Фима только этого и ждал. Пропустив его мимо себя, он обхватил его сзади и приставив острие саксона к сердцу, с силой толкнул Фармазона к стене. Рукоять финки, ткнувшись затылочком в каменную кладку, вошла в его тело, как в кусок масла. Все произошло в одно мгновение. Фармазон ничего не успел и сообразить. Он обмяк и с разинутым ртом, соскользнув с уже не удерживающих его рук Сапсанчика, рухнул на пол. Камера обмерла. Всего лишь на секунду.

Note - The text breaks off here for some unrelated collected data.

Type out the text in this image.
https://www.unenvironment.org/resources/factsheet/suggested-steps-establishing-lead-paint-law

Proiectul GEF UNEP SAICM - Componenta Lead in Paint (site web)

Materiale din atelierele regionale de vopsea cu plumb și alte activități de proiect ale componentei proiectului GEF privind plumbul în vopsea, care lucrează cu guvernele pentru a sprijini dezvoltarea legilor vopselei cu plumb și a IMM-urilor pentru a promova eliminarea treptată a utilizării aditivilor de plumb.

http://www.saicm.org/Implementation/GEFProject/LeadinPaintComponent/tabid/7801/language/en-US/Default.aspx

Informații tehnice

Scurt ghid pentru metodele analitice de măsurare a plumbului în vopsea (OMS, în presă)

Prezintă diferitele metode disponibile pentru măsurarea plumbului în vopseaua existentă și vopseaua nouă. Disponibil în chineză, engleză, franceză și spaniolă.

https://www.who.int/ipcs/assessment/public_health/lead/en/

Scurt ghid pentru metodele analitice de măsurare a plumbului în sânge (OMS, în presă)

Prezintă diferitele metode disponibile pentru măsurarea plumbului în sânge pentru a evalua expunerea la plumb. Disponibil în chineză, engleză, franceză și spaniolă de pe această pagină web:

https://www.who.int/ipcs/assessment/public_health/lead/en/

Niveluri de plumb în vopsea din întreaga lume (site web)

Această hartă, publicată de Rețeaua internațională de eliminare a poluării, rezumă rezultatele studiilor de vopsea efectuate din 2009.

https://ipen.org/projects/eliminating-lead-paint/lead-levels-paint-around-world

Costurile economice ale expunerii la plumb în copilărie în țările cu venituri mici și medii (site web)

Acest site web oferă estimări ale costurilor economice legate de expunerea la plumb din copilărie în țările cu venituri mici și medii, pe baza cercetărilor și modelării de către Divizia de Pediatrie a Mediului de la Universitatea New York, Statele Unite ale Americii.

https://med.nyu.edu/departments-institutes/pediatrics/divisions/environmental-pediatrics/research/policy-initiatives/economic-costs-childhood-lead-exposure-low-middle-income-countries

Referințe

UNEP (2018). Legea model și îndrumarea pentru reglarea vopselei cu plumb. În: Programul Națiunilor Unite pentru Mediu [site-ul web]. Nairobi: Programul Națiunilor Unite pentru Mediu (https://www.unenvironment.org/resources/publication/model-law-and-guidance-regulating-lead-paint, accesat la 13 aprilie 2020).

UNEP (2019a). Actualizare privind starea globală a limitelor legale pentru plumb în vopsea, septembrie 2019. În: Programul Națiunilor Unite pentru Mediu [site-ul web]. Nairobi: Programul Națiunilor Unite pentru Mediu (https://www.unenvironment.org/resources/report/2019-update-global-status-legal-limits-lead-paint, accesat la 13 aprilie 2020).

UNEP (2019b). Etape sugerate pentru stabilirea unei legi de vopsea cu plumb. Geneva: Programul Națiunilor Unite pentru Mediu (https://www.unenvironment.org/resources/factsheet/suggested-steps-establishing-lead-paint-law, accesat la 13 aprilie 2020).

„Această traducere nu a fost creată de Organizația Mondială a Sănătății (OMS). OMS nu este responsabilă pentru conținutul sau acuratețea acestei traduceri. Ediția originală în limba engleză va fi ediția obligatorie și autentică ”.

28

А Ефиму она показалась долгой предолгой.
– Самоубийство!.. Самоубийство!..– выскочив из-за стола, всполошено и очень естественно завопил Алешка.
Тут же отдернулась штора Смотрящего.
– Что случилось? – сдвинув брови, выпалил он.
– Борька Фармазон кончил себя,– изображая ужас, подмигнул Алешка.
Смотрящий полоснул по оторопевшим сидельцам острым взглядом.
– Так это?
– Так оно и было!.. Вот те крест!..– вразнобой заюлила хата.
– Почему? – сердито бросил Смотрящий.
– Почему?! Почему?!..– с показной грубоватостью ответил Алешка – Шо, не знаешь, Борькин арбуз был того… Порченым… Ни с того, ни с сего возьми да бухни: «Если продую – порежу себя. Сукой буду порежу!..» Уверен был в выигрыше. Ведь у него, все знают, что ни карта в колоде, то туз. Однако, что-то не сплелось… Продул!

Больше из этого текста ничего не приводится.